As an applied mathematician, I have a growing interest in the mechanisms for uncertainty representation and computation in the human brain. In fact, I recently compiled a list of papers on this subject. But, so far I haven't found many papers which answer a fundamental sub-question:
What sources of randomness does the brain use for sampling?
Dan Goodman, a neuroscientist, suggested that I have a look into neuronal noise. The neuronal variability perspective is quite popular among computational neuroscientists and 'Bayesian inference with probabilistic population codes'(2006) is an example of a publication which demonstrates its use:
At first sight, it would seem that the high variability in the responses of cortical neurons would make it difficult to implement such optimal statistical inference in cortical circuits. We argue that, in fact, this variability implies that populations of neurons automatically represent probability distributions over the stimulus, a type of code we call probabilistic population codes. Moreover, we demonstrate that the Poissonlike variability observed in cortex reduces a broad class of Bayesian inference to simple linear combinations of populations of neural activity. These results hold for arbitrary probability distributions over the stimulus, for tuning curves of arbitrary shape and for realistic neuronal variability.

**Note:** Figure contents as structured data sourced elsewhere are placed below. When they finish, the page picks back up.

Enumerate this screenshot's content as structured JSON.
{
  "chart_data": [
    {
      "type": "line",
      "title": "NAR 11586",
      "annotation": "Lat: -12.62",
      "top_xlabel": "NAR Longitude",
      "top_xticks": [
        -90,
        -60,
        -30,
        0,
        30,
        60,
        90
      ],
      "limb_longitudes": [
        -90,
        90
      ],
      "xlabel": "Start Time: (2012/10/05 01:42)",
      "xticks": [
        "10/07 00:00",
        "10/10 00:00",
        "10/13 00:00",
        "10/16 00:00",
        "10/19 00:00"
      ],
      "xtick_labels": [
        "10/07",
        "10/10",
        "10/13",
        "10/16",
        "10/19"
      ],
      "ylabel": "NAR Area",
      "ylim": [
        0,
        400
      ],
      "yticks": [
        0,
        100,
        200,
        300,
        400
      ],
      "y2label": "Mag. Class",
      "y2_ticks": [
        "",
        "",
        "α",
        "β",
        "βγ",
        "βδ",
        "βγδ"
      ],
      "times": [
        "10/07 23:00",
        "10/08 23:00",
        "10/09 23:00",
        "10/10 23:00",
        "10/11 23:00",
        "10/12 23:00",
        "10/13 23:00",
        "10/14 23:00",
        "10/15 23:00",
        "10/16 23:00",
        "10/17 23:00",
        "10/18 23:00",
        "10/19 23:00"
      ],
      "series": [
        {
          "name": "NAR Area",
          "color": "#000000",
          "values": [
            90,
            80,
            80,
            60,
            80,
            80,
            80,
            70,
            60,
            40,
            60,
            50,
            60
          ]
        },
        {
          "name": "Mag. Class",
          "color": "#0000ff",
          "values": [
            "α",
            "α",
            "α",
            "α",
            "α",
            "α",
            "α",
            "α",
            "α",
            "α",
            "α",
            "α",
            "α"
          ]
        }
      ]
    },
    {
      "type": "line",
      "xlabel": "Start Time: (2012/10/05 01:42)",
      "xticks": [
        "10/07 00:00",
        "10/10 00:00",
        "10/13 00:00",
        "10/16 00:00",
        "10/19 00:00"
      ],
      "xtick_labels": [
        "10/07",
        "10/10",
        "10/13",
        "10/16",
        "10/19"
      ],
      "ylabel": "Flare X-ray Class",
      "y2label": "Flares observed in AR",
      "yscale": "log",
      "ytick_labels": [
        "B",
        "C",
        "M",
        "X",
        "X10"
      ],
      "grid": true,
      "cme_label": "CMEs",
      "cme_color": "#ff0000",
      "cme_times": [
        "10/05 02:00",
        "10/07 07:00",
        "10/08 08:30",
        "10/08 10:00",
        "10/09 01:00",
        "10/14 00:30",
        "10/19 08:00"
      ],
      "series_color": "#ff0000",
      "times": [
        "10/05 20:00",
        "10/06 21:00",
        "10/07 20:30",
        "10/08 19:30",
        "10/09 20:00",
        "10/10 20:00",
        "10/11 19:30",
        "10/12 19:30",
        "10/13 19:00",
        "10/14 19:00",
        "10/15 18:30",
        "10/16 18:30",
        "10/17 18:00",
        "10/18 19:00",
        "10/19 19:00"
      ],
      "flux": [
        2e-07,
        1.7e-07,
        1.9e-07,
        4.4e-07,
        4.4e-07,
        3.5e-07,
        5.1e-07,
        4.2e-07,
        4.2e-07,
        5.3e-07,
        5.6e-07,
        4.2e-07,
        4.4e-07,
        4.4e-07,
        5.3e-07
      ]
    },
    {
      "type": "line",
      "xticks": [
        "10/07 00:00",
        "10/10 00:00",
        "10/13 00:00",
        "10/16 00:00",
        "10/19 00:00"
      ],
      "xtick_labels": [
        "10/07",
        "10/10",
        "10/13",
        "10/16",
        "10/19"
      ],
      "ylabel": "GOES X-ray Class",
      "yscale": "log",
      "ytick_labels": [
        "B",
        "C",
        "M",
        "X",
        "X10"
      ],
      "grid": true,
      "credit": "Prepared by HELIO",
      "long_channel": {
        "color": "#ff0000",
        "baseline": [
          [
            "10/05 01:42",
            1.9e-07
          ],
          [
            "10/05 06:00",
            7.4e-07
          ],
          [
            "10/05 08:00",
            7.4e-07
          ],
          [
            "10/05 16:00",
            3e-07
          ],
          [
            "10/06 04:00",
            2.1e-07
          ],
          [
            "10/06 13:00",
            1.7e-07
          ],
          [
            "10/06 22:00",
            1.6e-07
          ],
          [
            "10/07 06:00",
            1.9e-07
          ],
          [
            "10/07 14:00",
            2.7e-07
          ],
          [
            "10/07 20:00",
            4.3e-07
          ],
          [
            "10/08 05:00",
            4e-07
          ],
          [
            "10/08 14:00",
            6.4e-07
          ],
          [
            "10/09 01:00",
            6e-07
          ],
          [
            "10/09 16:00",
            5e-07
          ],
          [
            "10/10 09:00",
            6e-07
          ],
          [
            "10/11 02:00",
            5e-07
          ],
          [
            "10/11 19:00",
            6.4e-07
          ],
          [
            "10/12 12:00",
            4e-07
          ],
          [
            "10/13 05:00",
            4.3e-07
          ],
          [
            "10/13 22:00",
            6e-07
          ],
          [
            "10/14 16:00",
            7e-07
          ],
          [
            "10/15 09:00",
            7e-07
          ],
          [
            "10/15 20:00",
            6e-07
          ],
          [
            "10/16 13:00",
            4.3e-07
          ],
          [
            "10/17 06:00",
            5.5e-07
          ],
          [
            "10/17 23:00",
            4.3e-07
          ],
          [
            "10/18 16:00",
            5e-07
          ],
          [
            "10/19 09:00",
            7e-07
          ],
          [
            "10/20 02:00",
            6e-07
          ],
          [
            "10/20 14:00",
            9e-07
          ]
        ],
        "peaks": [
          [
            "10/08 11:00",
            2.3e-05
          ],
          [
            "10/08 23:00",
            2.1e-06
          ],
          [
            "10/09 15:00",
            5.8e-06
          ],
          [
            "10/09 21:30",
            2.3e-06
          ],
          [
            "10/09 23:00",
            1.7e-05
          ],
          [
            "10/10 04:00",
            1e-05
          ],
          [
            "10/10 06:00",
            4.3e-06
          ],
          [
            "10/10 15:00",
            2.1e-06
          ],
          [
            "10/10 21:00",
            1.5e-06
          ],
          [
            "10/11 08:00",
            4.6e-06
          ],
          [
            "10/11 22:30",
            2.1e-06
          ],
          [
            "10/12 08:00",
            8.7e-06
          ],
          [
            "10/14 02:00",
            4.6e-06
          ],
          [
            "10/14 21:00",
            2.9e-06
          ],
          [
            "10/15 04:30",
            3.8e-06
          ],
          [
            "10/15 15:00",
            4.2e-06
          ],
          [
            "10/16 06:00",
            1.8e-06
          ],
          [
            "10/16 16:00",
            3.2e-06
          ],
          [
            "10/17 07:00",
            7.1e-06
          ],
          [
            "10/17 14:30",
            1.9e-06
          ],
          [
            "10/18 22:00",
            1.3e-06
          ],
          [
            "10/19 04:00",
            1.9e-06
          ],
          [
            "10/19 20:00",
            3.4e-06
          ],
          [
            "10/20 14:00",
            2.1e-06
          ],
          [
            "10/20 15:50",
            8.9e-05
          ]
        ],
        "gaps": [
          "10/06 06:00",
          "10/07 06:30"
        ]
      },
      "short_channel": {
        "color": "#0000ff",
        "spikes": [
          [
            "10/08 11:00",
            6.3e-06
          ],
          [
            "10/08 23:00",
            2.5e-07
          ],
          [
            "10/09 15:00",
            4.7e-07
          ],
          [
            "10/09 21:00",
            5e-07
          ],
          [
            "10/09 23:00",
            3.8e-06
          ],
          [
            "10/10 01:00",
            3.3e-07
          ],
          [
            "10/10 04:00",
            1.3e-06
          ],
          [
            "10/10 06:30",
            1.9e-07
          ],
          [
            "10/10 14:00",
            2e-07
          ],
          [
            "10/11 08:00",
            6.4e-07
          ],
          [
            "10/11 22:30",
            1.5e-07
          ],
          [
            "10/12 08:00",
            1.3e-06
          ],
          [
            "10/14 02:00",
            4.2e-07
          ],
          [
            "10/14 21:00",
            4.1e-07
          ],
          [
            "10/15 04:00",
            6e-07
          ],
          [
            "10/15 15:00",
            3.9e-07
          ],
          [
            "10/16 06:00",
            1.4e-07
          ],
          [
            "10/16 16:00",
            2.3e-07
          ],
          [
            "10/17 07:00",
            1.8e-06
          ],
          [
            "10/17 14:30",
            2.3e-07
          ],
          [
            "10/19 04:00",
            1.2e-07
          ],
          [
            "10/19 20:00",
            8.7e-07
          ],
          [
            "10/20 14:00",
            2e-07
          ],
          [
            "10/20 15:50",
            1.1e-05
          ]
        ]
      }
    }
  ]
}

However, a recent paper published in 2018 [3] presents compelling counter-arguments against the utility of neuronal noise for sampling in the brain.
In particular, the authors make the following case in their abstract:
Since the precise statistical properties of neural activity are important in this context, many models assume an ad-hoc source of well-behaved, explicit noise, either on the input or on the output side of single neuron dynamics, most often assuming an independent Poisson process in either case. However, these assumptions are somewhat problematic: neighboring neurons tend to share receptive fields, rendering both their input and their output correlated; at the same time, neurons are known to behave largely deterministically, as a function of their membrane potential and conductance.
While I find the arguments in [3] compelling due to their fundamental nature, this makes me wonder whether there are other fundamental contributions to this problem that I ignore.
Note: Cian O'Donnell recently shared his PhD thesis with me on Twitter [4]. The neural noise vs. no neural noise variant of this question is still very much an open problem.
References:
- Wei Ji Ma, J. Beck, P. Latham & A. Pouget. Bayesian inference with probabilistic population codes. Nature Neuroscience. 2006.
- Andre Longtin. Neuronal noise. Scholarpedia. 2013.
- D. Dold et al. Stochasticity from function - why the Bayesian brain may need no noise. Arxiv. 2018.
- R. Cannon , C. O'Donnell , M. Nolan . Stochastic Ion Channel Gating in Dendritic Neurons: Morphology Dependence and Probabilistic Synaptic Activation of Dendritic Spikes. PLOS. 2010.